Toulouse s’attaque aux incivilités
Le maire de Toulouse Jean-Luc Moudenc a annoncé la création d’une brigade des incivilités. Cette initiative constitue une étape supplémentaire et fort louable dans les efforts soutenus qu’il a entrepris depuis le début de son mandat pour extraire la ville du retard dans lequel elle est plongée en termes de propreté et de sécurité.

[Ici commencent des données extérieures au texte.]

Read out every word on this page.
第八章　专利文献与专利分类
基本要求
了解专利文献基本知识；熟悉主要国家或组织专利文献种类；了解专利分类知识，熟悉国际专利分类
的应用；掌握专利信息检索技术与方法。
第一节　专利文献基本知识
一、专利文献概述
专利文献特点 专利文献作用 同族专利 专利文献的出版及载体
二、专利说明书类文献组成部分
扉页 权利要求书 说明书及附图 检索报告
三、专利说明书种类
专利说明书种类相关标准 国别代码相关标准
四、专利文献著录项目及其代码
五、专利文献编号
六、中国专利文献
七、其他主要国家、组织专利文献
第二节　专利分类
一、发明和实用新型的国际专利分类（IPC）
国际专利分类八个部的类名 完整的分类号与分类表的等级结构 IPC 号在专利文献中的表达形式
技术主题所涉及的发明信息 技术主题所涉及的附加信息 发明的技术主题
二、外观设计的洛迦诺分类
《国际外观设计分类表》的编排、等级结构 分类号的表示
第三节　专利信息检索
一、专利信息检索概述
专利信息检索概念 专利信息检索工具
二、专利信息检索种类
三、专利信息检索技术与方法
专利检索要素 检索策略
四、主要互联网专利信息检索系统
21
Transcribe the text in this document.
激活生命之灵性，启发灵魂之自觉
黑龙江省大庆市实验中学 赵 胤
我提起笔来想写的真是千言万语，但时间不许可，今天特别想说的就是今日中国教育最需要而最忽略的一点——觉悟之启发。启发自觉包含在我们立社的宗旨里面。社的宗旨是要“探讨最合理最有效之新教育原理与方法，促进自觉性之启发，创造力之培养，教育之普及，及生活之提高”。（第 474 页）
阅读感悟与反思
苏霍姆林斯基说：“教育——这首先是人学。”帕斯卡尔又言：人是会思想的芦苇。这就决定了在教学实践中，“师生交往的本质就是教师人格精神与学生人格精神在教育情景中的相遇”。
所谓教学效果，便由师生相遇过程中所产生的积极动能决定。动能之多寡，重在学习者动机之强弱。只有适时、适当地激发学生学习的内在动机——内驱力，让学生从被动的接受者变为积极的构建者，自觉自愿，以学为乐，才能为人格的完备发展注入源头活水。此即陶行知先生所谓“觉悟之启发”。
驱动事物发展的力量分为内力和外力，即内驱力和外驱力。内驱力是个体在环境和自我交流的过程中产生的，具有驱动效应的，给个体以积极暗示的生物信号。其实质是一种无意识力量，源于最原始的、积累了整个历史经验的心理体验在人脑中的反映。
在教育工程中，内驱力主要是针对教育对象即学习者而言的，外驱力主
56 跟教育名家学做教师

Car les incivilités se situent à la rencontre du manque de propreté et de l’insécurité: si elles ne constituent pas en soi des agressions caractérisées avec le but de voler ou de blesser quelqu’un, elles ont tout de même pour résultat, quand ce n’est pas pour objet, de dégrader la qualité de vie de ceux qui en sont victimes. Car ceux qui subissent les incivilités ressentent un recul de leur épanouissement et de leur tranquillité, ainsi que le déclassement de leur cadre de vie. Comme toujours, les victimes les plus touchées sont les plus faibles et les plus modestes d’entre nous.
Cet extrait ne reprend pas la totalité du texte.